Resource inventory management

Resource inventory management provides the ability to define and control the components of services and infrastructure, and maintain accurate configuration records. The configuration management database (CMDB) ensures assets required to deliver services are properly controlled, and that accurate and reliable information about those assets is continuously available. The goal of configuration management is to define and control service components and maintain accurate configuration records. CMDB provides a single source of truth of resources and their relationships. The CMDB enables resource transparency for:

  • Compliance with corporate governance

  • Audit support

  • Visibility into service assets and their dependencies

  • Cost optimization

  • Effective change (impact analysis) and release management

  • Faster incident and problem resolution

The CMDB ensures that systems configuration management is ubiquitous and scalable.

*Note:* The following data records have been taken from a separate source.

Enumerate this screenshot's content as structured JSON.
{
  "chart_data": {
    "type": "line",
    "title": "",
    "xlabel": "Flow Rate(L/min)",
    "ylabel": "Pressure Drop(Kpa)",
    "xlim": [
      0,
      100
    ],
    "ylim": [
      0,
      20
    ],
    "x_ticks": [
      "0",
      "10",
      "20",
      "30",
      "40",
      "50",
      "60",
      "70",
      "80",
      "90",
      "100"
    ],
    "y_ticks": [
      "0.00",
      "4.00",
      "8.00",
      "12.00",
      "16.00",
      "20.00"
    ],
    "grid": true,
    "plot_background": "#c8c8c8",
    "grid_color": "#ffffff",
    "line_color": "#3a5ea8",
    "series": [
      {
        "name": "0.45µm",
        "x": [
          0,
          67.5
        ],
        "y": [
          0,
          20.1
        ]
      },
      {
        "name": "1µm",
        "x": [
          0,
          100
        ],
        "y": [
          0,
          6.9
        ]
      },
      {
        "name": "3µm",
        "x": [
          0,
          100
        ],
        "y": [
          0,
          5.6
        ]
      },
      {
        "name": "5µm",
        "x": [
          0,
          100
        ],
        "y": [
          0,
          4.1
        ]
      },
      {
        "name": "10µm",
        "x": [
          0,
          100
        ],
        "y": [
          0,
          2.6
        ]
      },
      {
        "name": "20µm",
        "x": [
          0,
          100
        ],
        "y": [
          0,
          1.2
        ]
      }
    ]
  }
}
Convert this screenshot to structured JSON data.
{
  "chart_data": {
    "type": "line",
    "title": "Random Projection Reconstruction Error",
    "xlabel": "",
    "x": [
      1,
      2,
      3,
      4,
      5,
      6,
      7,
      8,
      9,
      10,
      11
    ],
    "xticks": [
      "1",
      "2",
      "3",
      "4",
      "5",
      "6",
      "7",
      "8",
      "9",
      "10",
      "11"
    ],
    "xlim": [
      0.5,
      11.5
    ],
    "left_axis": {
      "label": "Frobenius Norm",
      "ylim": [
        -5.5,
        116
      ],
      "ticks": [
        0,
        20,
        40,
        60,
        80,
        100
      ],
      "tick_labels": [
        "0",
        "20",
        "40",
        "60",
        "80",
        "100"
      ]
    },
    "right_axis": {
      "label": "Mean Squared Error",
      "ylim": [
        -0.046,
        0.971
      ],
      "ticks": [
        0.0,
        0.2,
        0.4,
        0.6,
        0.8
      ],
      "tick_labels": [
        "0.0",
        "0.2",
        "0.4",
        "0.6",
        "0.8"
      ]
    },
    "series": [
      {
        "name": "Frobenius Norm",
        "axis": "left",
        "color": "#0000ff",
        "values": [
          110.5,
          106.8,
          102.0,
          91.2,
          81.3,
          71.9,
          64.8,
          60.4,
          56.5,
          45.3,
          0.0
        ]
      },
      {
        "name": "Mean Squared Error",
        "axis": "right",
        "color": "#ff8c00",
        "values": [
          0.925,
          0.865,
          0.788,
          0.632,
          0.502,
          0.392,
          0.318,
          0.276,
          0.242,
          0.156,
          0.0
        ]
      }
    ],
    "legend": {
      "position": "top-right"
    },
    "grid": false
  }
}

As AWS adoption progresses and more applications are deployed and running on AWS, the complexity and interdependence might become challenging. The M&G Guide recommends using hierarchical configuration management tools to help manage configurations across account, environment, stack, application, and versions.

Change management

Change management provides the ability to request, prioritize, authorize, and approve, schedule, and implement changes to assets. This helps provide a balanced approach to modify IT services while minimizing the risk to production environments. The evidentiary controls included with change management functions allow for ease of audit and compliance reporting. Distributing your infrastructure as code in your multi-account framework should be part of change management processes and approval. This basis facilitates the automation of changes and provides for the documentation, review, and storage of changes in configuration management tools. The M&G Guide recommends that you develop an iterative approach for integrating change management with automation and distribution functions.